Sean Bullick, CEO of NE1, Newcastle’s Business Improvement District (BID) has welcomed measures in the Chancellor’s budget to improve northern transport links and business incentives.
But Mr Bullick said he wanted George Osborne to go further by seizing the opportunity to give cities outside London and Scotland more money-raising freedom.
Mr Osborne announced plans for an HS3 rail scheme, strengthening rail links between northern cities, along with improvements to the A66 and the A69.
He also said he was “more than doubling” the business rate relief, by increasing the threshold from £6,000 to £15,000 and from £18,000 to £51,000 for the higher rate. The Chancellor said 600,000 small businesses would pay no business rates at all from next year as a result.
Mr Bullick said: “The Chancellor’s announcement on HS3 is to be welcomed. It’s only right that the North East economy should have the same chance to boom through high-speed rail as the rest of the country.
“With extra connectivity between the northern cities, we have real opportunity to get the whole of the north working together to achieve the aims of the Northern Powerhouse.
“Not only that, but Newcastle will further benefit from tourism as visitors will have the ability to reach us quicker for a day-trip or a weekend break in the city, while the workforces of northern cities will enjoy much greater fluidity of movement. Improvements to the A66 and the A69 road network will also lead to similar benefits.”
Mr Bullick also said business rate reductions for smaller businesses could lead to a boost for city centres. He said: “It’s great to see incentives which could help small businesses looking to start-up or to make the move from online only to physical premises in our town and city centres.”

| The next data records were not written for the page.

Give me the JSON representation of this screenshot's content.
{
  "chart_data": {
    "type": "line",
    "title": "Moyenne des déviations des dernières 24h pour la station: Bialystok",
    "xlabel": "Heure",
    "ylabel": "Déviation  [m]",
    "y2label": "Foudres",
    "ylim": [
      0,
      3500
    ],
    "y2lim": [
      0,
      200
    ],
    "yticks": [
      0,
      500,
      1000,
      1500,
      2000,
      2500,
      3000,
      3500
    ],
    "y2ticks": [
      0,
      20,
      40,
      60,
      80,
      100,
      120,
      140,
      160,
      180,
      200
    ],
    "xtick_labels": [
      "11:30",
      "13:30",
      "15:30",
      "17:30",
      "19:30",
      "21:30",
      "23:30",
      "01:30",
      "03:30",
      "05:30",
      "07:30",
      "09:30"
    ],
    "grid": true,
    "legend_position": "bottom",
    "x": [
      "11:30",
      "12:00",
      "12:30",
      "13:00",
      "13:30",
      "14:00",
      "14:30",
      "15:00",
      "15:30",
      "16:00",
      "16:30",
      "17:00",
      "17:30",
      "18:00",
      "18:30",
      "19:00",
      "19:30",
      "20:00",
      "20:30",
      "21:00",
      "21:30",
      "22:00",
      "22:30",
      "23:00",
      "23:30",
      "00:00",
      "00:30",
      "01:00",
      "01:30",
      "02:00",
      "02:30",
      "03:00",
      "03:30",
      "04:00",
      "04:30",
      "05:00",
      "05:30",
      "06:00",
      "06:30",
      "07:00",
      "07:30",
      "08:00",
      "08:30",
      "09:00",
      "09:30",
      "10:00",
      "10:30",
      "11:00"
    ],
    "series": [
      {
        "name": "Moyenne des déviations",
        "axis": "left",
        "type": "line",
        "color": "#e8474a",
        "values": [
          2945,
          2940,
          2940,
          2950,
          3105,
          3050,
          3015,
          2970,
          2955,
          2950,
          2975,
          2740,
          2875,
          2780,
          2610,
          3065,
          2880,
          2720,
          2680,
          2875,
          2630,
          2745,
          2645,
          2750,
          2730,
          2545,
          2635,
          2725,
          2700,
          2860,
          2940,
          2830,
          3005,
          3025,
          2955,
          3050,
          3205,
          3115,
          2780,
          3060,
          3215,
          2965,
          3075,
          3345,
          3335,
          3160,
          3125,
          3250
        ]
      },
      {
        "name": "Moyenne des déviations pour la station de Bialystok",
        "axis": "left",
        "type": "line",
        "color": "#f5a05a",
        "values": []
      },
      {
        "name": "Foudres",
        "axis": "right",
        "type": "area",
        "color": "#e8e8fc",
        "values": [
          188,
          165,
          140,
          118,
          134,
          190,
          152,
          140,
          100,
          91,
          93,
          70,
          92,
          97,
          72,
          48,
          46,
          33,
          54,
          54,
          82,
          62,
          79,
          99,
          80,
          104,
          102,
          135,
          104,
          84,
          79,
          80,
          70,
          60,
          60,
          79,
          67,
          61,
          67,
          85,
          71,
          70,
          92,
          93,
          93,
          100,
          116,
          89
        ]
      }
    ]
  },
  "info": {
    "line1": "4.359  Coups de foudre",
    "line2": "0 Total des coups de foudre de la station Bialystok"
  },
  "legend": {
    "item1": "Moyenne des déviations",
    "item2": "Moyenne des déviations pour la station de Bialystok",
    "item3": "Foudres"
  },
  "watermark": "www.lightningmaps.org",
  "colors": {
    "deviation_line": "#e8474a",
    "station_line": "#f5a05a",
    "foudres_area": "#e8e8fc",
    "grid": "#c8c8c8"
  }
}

He is now urging the Chancellor to put some real weight behind his promise of a Budget for the Northern Powerhouse by giving Newcastle, and other city centres outside London and Scotland, more money-raising power.
NE1, along with other BIDs across the country, wants the ability to launch a Property Owner BID. At the moment, funding for NE1 comes from property tenant members who invest a percentage of rateable values, but Mr Bullick says by bringing property owners on board, NE1 could double the amount it has to spend on city centre initiatives and improvements.
Mr Bullick added: “London already has this ability, so why shouldn’t we be able to seize the same opportunity to improve our own economy? Surely that is what the Northern Powerhouse is all about.”